The hind feet and ears of gerbils might be constrained from responding to environmental temperature by being more strongly adapted to factors other than heat dissipation, such as saltation in the former (see above) and sound perception in the latter (see below). Just as how saltation is adaptive to open habitats, for the reasons discussed above, the increase in the REL (and/or the tympanic bulla) is also adaptive to open habitats (Prakash and Ghosh 2012). In open habitats, sound dissipates quickly (Lay 1972; Webster and Webster 1975), and a proportional increase in the REL (common in jerboas) and/or the tympanic bulla (common in kangaroo rats and mice) both increase the detection of low amplitude sounds, which aids in detecting desert predators earlier (Howell 1932; Prakash and Ghosh 2012). Here, I found no significant negative association between REL and any of the four examined habitat openness indices (which would indicate increased REL in more open habitats) (Electronic Supplementary Table S2). Thus, it seems that gerbils mostly improve their detection of low amplitude sounds in their desert environments, not with the proportionate enlargement of the pinnae, but through proportionate bullar inflation, as demonstrated in Lay (1972) and Alhajeri et al. (2015). The size of the pinnae might be constrained within a certain range in gerbils, for a reason that is not immediately clear.
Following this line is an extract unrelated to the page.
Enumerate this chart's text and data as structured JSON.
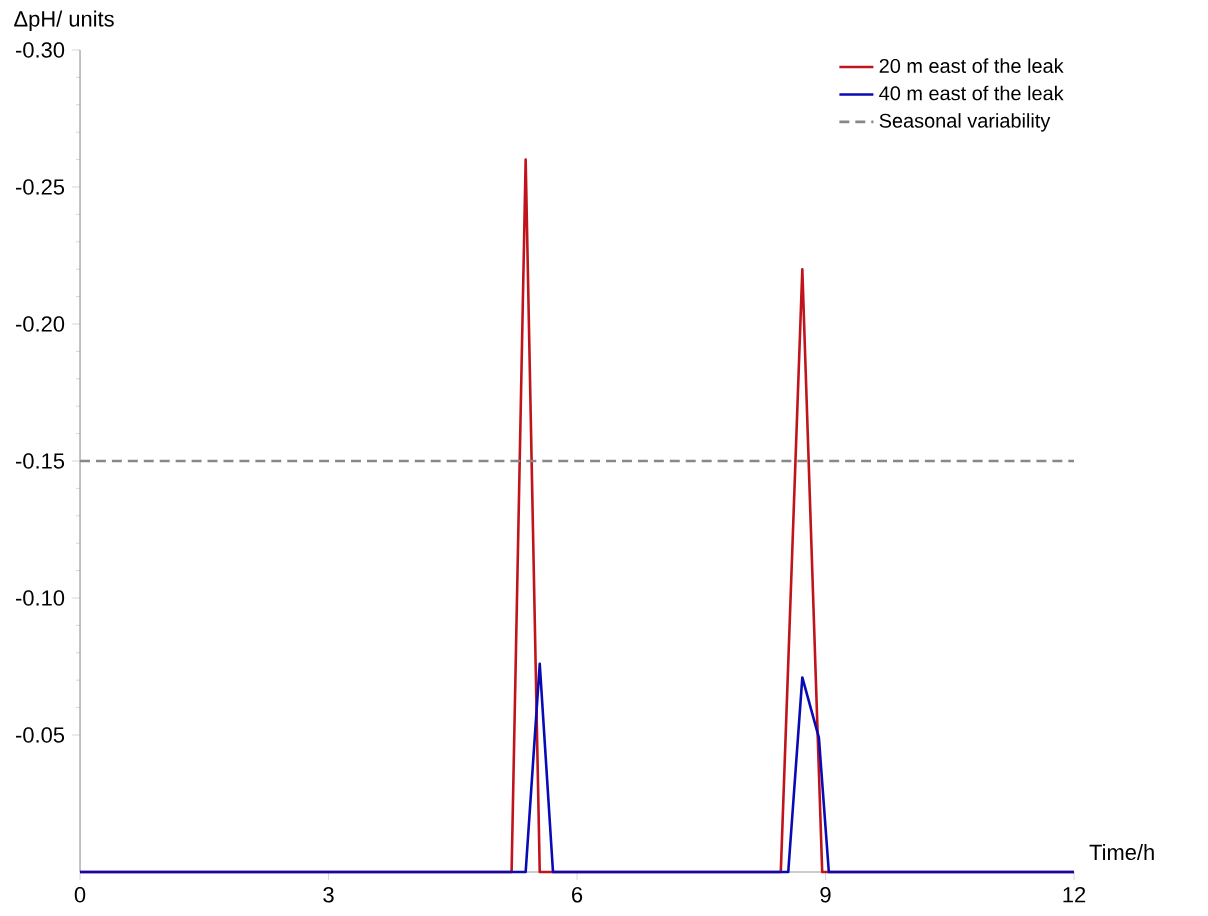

The fact that the relative hind foot, tail, and ear lengths of gerbils were all positively correlated with each other suggests some degree of positive allometric scaling with the head-and-body length. Alternatively, all three morphological variables could be associated if they are all correlated with a third variable, such as an unexamined environmental variable. Among these correlations, the strongest association was between RTL and RHFL, which suggests that the evolution of these two traits is functionally linked to some extent (i.e., through being associated with saltation). However, despite this positive association, I found no correlation between habitat openness and RTL, while the former was associated with RHFL (see above).

To conclude, there seems to be some statistical support for the hypothesis that increased leaping ability is adaptive to increased habitat openness (in gerbils); a pattern that, thus far, was based on anecdotal evidence across divergent mammalian clades. There also appears to be some support for Allen’s rule in gerbils. Hence, different appendages in gerbils seem to be responding to different environmental adaptive pressures; RHFL seems to be associated with habitat openness but not with habitat temperature, whereas RTL seems to be associated with the latter, but not the former. REL variation does not seem to be associated with either habitat openness or temperature. This pattern indicates that gerbil species living in more open environments tend to have relatively longer hind feet (and inferentially greater leaping ability), but not necessarily relatively longer tails (or ears). Moreover, it seems that, out of all the examined appendages, Allen’s rule only applies to the tails of gerbils, where species living in warmer environments have relatively longer tails.